Again, you are misrepresenting my point or just jot getting it. My point wasn’t that I don’t like animation because it’s not realistic, but that sometimes something pops up that bugs me about a show, and I decide that it’s indicative of a storytelling failure, and that the show isn’t going to be for me.

Again, you bring up example from animations as if that proves a point against me, and yet I framed my example by using a live action show to illustrate that it wasn’t issues with the animation of Cowboy Bebop that turned my off, but a failure of storytelling.

I’m not constantly watching out for unrealistic things in TV shows to complain about or use an example as to why I stopped watching, I used these two specific examples for these to specific shows to illustrate that no matter what the consensus about the shows are, or how popular they are, or anything else about them, sometimes they don’t click with me. That’s it.

But again, from the outside, you are discussing anime as though it is a thing worth evangelizing about. And from the outside, I just don’t see it. If a show is good, I’ll watch it on its own merits. Not because it is Japanese, or French, or American or anything.

I’m not going to watch a show because it is the greatest example of anime, but if it is the greatest example of TV. That’s where I’m at. I’ve watched (i think) three seasons of Adventure Time, and think it’s great, and will probably watch the rest. It clicked with me in a way that Cowboy Bebop didn’t. I think it’s all-time-great animation, and there wasn’t anything about the first few episodes that made me think it wasn’t worth my time.

The only connection I have to anime is that it happens to be one of five or six interests of the guys on one of my favorite podcasts. That’s it. There is zero other relevant crossover in my life that makes me think anime is worth any more of my time than any other kind of animation or tv/movie entertainment.

And yet I STILL find myself listening in to maybe an hour conversation about it ever week or so. That’s the mild/almost irrelevant quirk of my life that I thought worth sharing here. Sorry if you can’t handle that tiny observation without getting so defensive.

Yes, not being able to just get over stuff like that in a story is not a good thing. You have to be able to let it go. You know what it looks like when you can’t let something like that go? It looks like this:

The thing that anime has that is worth evangelizing about is not the fact that it is Japanese. It could come from another country and still be worth evangelizing. There are many art forms that are specific to a culture. If mariachi music came from… South Africa instead it would still be great music.

It’s simply that anime and manga extremely good. Japan has created a machine that produces a large quantity of very high quality comics and animation. They tell stories in manga and anime unlike those told by anyone anywhere else at any time in history. Doing a podcast about anime is basically the same as doing a podcast about French wine. Yeah, other countries make wine, but then there’s French wine. You may only care about good wine from anywhere or good animation from anywhere. Well, we do talk about animation from everywhere, but most of the best stuff comes from Japan these days.

The thing is, I have let it go. I let it go… and just stopped watching. I’m not that guy. I’m not going to fan events or questioning the makers of the show as to why they made a mistake.
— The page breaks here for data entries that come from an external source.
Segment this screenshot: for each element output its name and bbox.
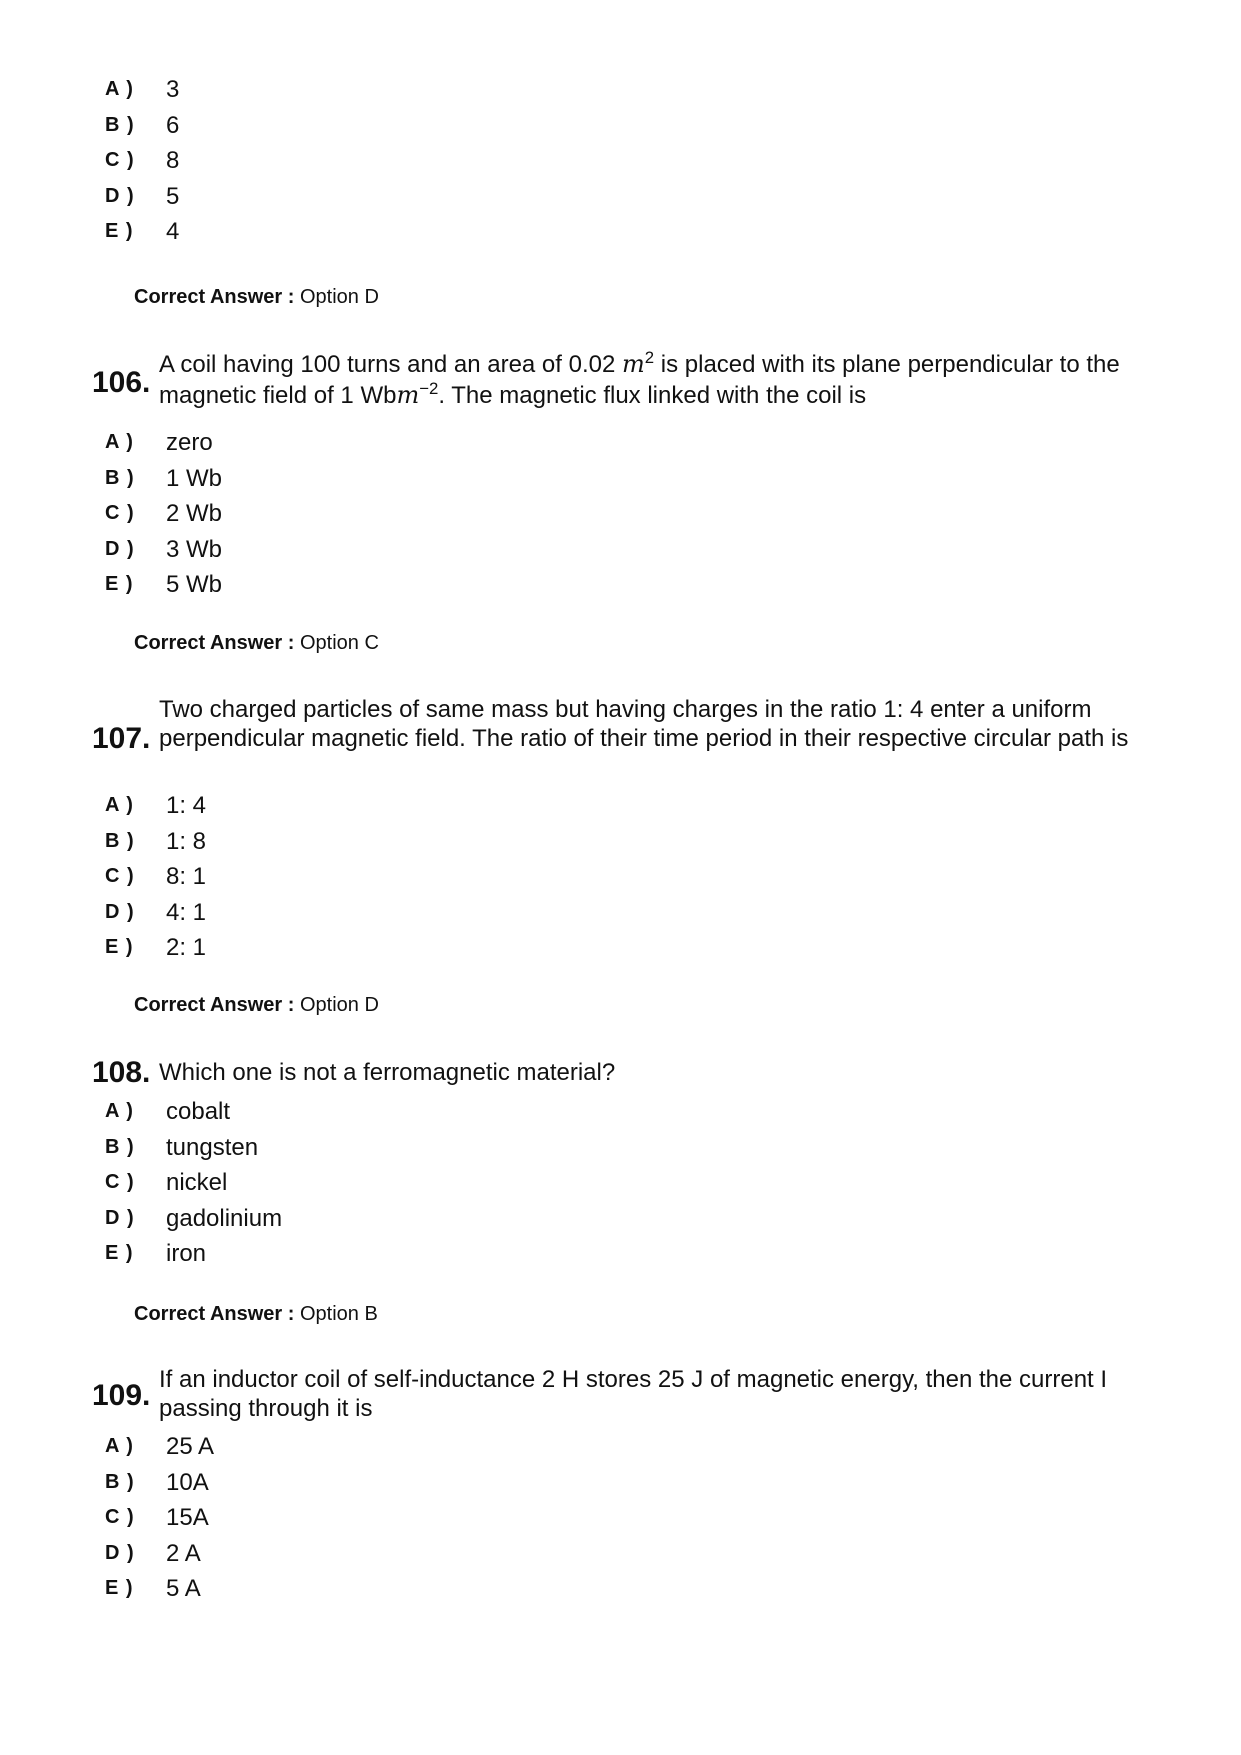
option-c[interactable] xyxy=(0,1500,1241,1536)
option-d[interactable] xyxy=(0,179,1241,215)
option-letter: E ) xyxy=(105,1577,134,1599)
options-list xyxy=(0,1429,1241,1607)
option-d[interactable] xyxy=(0,895,1241,931)
question-105-tail xyxy=(0,72,1241,250)
option-letter: E ) xyxy=(105,936,134,958)
question-number: 107. xyxy=(92,722,151,755)
option-c[interactable] xyxy=(0,143,1241,179)
option-text: 5 A xyxy=(166,1575,201,1602)
option-text: 5 Wb xyxy=(166,571,223,598)
option-text: 4 xyxy=(166,218,180,245)
option-text: 10A xyxy=(166,1468,209,1496)
option-text: 8: 1 xyxy=(166,863,207,890)
option-d[interactable] xyxy=(0,532,1241,568)
option-letter: E ) xyxy=(105,1242,134,1264)
option-b[interactable] xyxy=(0,108,1241,144)
option-text: 2 A xyxy=(166,1539,201,1567)
question-number: 106. xyxy=(92,366,151,399)
option-b[interactable] xyxy=(0,824,1241,860)
question-text: Two charged particles of same mass but having charges in the ratio 1: 4 enter a uniform perpendicular magnetic field. The ratio of their time period in their respective circular path is xyxy=(159,696,1129,752)
option-text: 8 xyxy=(166,147,180,174)
question-text: A coil having 100 turns and an area of 0.02 $m^2$ is placed with its plane perpendicular to the magnetic field of 1 Wbm$^{-2}$. The magnetic flux linked with the coil is xyxy=(159,348,1120,409)
option-text: gadolinium xyxy=(166,1204,283,1232)
option-text: 1 Wb xyxy=(166,464,223,492)
option-letter: A ) xyxy=(105,78,134,100)
option-a[interactable] xyxy=(0,72,1241,108)
correct-answer-value: Option D xyxy=(299,286,379,308)
question-number: 109. xyxy=(92,1379,151,1412)
option-text: 15A xyxy=(166,1504,209,1531)
option-text: 2: 1 xyxy=(166,934,207,961)
question-number: 108. xyxy=(92,1056,151,1089)
option-letter: E ) xyxy=(105,220,134,242)
correct-answer xyxy=(134,994,379,1017)
question-text: Which one is not a ferromagnetic material? xyxy=(159,1059,616,1086)
options-list xyxy=(0,425,1241,603)
option-text: 3 xyxy=(166,76,180,103)
option-letter: C ) xyxy=(105,865,135,887)
correct-answer-label: Correct Answer : xyxy=(134,286,295,308)
option-letter: D ) xyxy=(105,537,135,560)
option-letter: B ) xyxy=(105,113,135,136)
option-text: 1: 8 xyxy=(166,827,207,855)
option-e[interactable] xyxy=(0,1571,1241,1607)
correct-answer xyxy=(134,286,379,309)
option-text: nickel xyxy=(166,1169,228,1196)
question-text: If an inductor coil of self-inductance 2 H stores 25 J of magnetic energy, then the current I passing through it is xyxy=(159,1366,1108,1422)
option-letter: C ) xyxy=(105,1506,135,1528)
option-letter: A ) xyxy=(105,1435,134,1457)
correct-answer-value: Option B xyxy=(299,1303,378,1325)
correct-answer-label: Correct Answer : xyxy=(134,994,295,1016)
options-list xyxy=(0,1094,1241,1272)
option-letter: B ) xyxy=(105,1470,135,1493)
correct-answer-value: Option D xyxy=(299,994,379,1016)
option-e[interactable] xyxy=(0,567,1241,603)
option-letter: D ) xyxy=(105,1541,135,1564)
option-c[interactable] xyxy=(0,1165,1241,1201)
option-e[interactable] xyxy=(0,214,1241,250)
option-letter: D ) xyxy=(105,900,135,923)
option-text: 25 A xyxy=(166,1433,215,1460)
options-list xyxy=(0,788,1241,966)
option-text: 1: 4 xyxy=(166,792,207,819)
correct-answer-label: Correct Answer : xyxy=(134,1303,295,1325)
option-c[interactable] xyxy=(0,859,1241,895)
option-e[interactable] xyxy=(0,930,1241,966)
option-text: 2 Wb xyxy=(166,500,223,527)
option-letter: C ) xyxy=(105,1171,135,1193)
option-text: 5 xyxy=(166,182,180,210)
option-d[interactable] xyxy=(0,1201,1241,1237)
correct-answer-value: Option C xyxy=(299,632,379,654)
option-a[interactable] xyxy=(0,788,1241,824)
option-letter: C ) xyxy=(105,502,135,524)
option-letter: B ) xyxy=(105,466,135,489)
option-e[interactable] xyxy=(0,1236,1241,1272)
option-letter: B ) xyxy=(105,829,135,852)
option-letter: E ) xyxy=(105,573,134,595)
option-letter: B ) xyxy=(105,1135,135,1158)
option-letter: C ) xyxy=(105,149,135,171)
option-letter: A ) xyxy=(105,794,134,816)
option-a[interactable] xyxy=(0,1429,1241,1465)
option-c[interactable] xyxy=(0,496,1241,532)
correct-answer xyxy=(134,1303,378,1326)
option-text: zero xyxy=(166,429,213,456)
option-text: tungsten xyxy=(166,1133,259,1161)
correct-answer-label: Correct Answer : xyxy=(134,632,295,654)
option-d[interactable] xyxy=(0,1536,1241,1572)
option-text: 4: 1 xyxy=(166,898,207,926)
option-a[interactable] xyxy=(0,425,1241,461)
option-b[interactable] xyxy=(0,1465,1241,1501)
options-list xyxy=(0,72,1241,250)
option-text: 6 xyxy=(166,111,180,139)
option-text: iron xyxy=(166,1240,207,1267)
option-letter: A ) xyxy=(105,1100,134,1122)
option-letter: D ) xyxy=(105,184,135,207)
option-text: 3 Wb xyxy=(166,535,223,563)
option-letter: A ) xyxy=(105,431,134,453)
option-text: cobalt xyxy=(166,1098,231,1125)
option-b[interactable] xyxy=(0,1130,1241,1166)
option-letter: D ) xyxy=(105,1206,135,1229)
correct-answer xyxy=(134,632,379,655)
option-a[interactable] xyxy=(0,1094,1241,1130)
option-b[interactable] xyxy=(0,461,1241,497)
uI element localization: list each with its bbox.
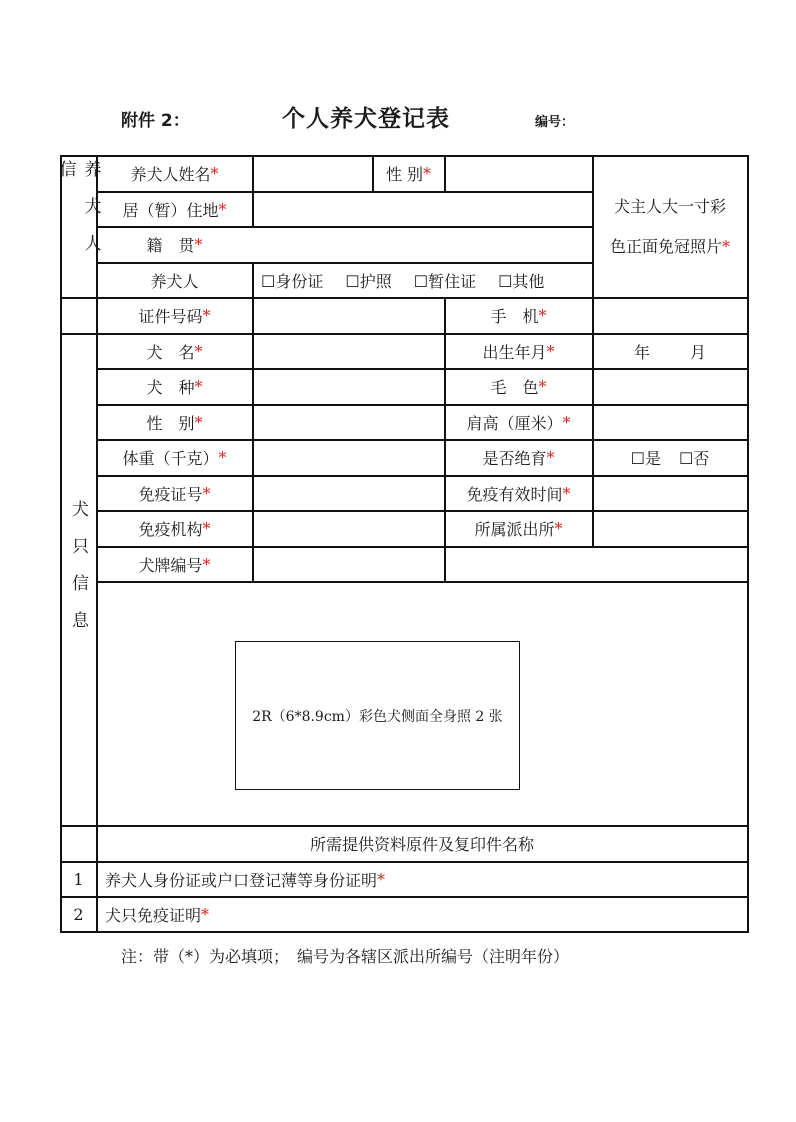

It’s a slight niggle about a thing which pushes me over the line between not being into a show and continuing to watch it, and just thinking “you know what? this show isn’t for me”. And that’s it.

I now regret trying to use it as an example.

That’s not letting it go. Letting it go is accepting it and not letting it bother you that the person writing the story didn’t meticulously account for every conceivable possibility in the universe.

And letting it go is only the first step. What you really want is to not have even noticed that kind of inconsequential thing in the first place.